Dataflow Visualiser avoids slow regular expression string scans. Instead, it parses source files into Abstract Syntax Trees:
- JavaScript/TypeScript: Utilizing the oxc-parser package to extract AST signatures in Rust, mapping import paths and structural exports.
- Other Languages: Leverages tree-sitter grammars to map dependencies across Rust, Python, Go, Java, C#, and Dart structures.
Resolves paths like @/components/Button by reading tsconfig.json configurations (see alias.rs). The engine flattens barrel files to map dependencies directly, preventing canvas clutter.
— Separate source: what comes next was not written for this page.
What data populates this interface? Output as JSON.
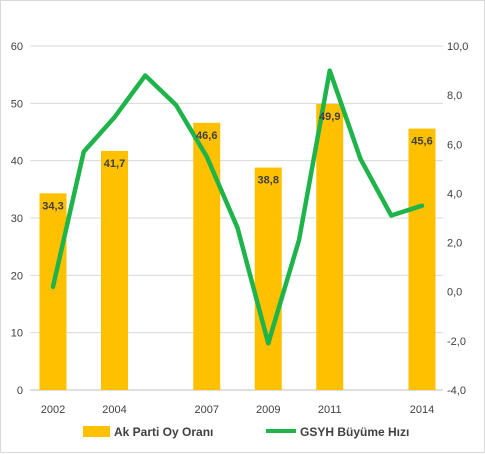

Blast radius metrics are computed via a Depth-First Search (DFS) on the reversed dependency graph, calculating hop distances to classify node risks.
The following benchmarks show performance metrics recorded across varying codebase sizes:
| Repository | Files Count | Lines of Code | Indexing Time | Peak Memory | Cache Reads |
|---|---|---|---|---|---|
| react-hooks-library | ~120 | ~15,000 | 0.08 seconds | 42 MB | Yes |
| vite-app-boilerplate | ~450 | ~62,000 | 0.31 seconds | 78 MB | Yes |
| vscode-sandbox-mode | ~12,400 | ~1,850,000 | 4.22 seconds | 310 MB | Yes |
Benchmarks evaluated on an Apple M3 Max (16-core configuration, 32GB RAM).
- Local-First Parsing: Source files are parsed locally on your machine.
- Opt-In AI Prompts: Only code selected for Q&A or refactoring is sent to the configured AI API.
- Local LLM Integration: Supports Ollama and LMStudio OpenAI-compatible endpoints to keep data offline.
- Path Validation: All backend file write commands validate paths against the active workspace boundary.
- Phase 1: Semantic Search integration, Multi-repository support, Live Git visualizers.
- Phase 2: Collaborative review sessions, automated markdown documentation generation.
- Phase 3: CI/CD check integrations, LSP diagnostics, real-time file updates.
See Roadmap for future feature details.
We welcome developer contributions! To get started:
- Read our Contributing Guide for build requirements.
- Set up your local environment (Node.js + Rust).
- Open a Pull Request with your feature changes.
Distributed under the MIT License. See LICENSE for details.